With this death toll, Monday’s quakes surpassed the lethality of the 1999 quake, with its epicenter on the Sea of Marmara coast, where 17,127 people lost their lives. Thus, they are exceeded only by that of Erzincan, in 1939, where the dead reached 32,000.
The assessment of the earthquakes recorded Monday in the south of Turkey, near the border with Syria, amounted to more than 19,000, including around 16,000 on Turkish territory, according to the latest reports published by the authorities of the two countries and Syrian Civil Defense. , known as the White Helmets.
Turkish President Recep Tayyip Erdogan said that so far 16,170 people have been confirmed dead in the country, while 64,194 have been injured. In Syria, state officials put the death toll in government-held areas at 1,262, while the White Helmets civil defense group put the death toll at 1,930 in rebel-held areas. in the northwest of the country. Thus, the total number of deaths in the two countries stands at 19,362.
In addition, a total of 5,158 people were reported injured in government-controlled and rebel-ruled Syria. Experts said the number of dead and injured is expected to continue to rise sharply in the coming days, The Guardian newspaper reported.

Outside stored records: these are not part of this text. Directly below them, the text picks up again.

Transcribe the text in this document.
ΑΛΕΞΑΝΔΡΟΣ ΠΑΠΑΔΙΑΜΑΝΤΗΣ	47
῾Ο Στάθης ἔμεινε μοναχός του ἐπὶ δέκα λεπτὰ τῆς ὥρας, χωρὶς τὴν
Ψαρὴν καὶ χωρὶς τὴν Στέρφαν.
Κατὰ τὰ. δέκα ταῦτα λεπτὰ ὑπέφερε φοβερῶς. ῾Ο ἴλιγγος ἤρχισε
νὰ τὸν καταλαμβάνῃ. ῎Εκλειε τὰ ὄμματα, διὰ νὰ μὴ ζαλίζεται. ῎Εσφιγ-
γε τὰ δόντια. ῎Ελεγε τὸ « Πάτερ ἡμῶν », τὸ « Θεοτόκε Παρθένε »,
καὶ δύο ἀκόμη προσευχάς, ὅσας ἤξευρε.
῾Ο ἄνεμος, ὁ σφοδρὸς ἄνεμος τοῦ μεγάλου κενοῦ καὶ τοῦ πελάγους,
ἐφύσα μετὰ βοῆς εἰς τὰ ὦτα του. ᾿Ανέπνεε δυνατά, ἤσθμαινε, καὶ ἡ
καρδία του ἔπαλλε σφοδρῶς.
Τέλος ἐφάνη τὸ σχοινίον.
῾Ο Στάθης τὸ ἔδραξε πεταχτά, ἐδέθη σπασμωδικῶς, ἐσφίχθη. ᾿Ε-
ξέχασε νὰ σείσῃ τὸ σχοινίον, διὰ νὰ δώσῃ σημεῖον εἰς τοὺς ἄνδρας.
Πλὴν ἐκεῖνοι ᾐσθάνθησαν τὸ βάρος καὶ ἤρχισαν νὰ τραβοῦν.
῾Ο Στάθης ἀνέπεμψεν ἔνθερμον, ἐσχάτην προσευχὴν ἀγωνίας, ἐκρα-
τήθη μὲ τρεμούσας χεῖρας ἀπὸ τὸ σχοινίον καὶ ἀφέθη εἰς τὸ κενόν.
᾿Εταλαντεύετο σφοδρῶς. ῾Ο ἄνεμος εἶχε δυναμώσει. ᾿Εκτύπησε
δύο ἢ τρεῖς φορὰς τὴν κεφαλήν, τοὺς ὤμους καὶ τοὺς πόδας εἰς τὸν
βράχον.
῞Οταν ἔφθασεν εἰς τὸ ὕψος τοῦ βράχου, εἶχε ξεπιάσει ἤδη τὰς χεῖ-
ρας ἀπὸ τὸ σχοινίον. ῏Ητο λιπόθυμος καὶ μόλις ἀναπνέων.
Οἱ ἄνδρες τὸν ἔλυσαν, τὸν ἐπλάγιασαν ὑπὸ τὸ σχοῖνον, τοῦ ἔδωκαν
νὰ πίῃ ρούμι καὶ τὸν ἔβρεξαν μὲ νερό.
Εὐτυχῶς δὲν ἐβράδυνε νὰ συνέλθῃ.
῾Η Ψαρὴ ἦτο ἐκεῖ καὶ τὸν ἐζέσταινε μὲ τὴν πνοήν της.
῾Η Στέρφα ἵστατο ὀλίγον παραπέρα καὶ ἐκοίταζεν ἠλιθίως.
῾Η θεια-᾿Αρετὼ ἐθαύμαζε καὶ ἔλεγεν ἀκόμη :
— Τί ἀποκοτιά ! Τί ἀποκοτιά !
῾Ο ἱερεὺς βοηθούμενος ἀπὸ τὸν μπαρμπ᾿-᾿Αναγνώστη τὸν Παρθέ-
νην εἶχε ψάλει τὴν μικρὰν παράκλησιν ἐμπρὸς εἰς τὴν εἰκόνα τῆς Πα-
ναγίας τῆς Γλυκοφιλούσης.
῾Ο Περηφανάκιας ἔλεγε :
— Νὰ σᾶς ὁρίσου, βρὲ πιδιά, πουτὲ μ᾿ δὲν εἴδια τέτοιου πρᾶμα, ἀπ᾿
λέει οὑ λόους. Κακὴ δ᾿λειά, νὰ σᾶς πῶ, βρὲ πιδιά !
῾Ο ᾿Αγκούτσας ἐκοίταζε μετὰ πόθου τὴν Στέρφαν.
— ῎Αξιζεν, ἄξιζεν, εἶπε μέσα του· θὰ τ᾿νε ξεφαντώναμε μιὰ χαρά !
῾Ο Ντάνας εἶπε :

“The earthquake affected an area of about 110,000 square kilometers, which is equal to or larger than the area of many countries in Europe,” Turkish Vice President Fuat Oktay said. “This earthquake is the third largest in the last 2,000 years, since the 1668 earthquake and the Erzincan earthquake in 1939,” Oktay said during an appearance before parliament, according to the Turkish news agency Anatolia.
With these casualty figures, the lethality already exceeds that recorded during the 1999 earthquake, of magnitude 7.6 and epicenter on the coast in the Sea of Marmara (17,127 dead), and which was until now the most great tragedy experienced in the region in recent decades, underlined the newspaper El País. The current disaster is being called in Turkish media “the tragedy of the century” and Turkish President Recep Tayyip Erdogan has compared it to the Erzincan earthquake of 1939, which killed more than 32,000 people.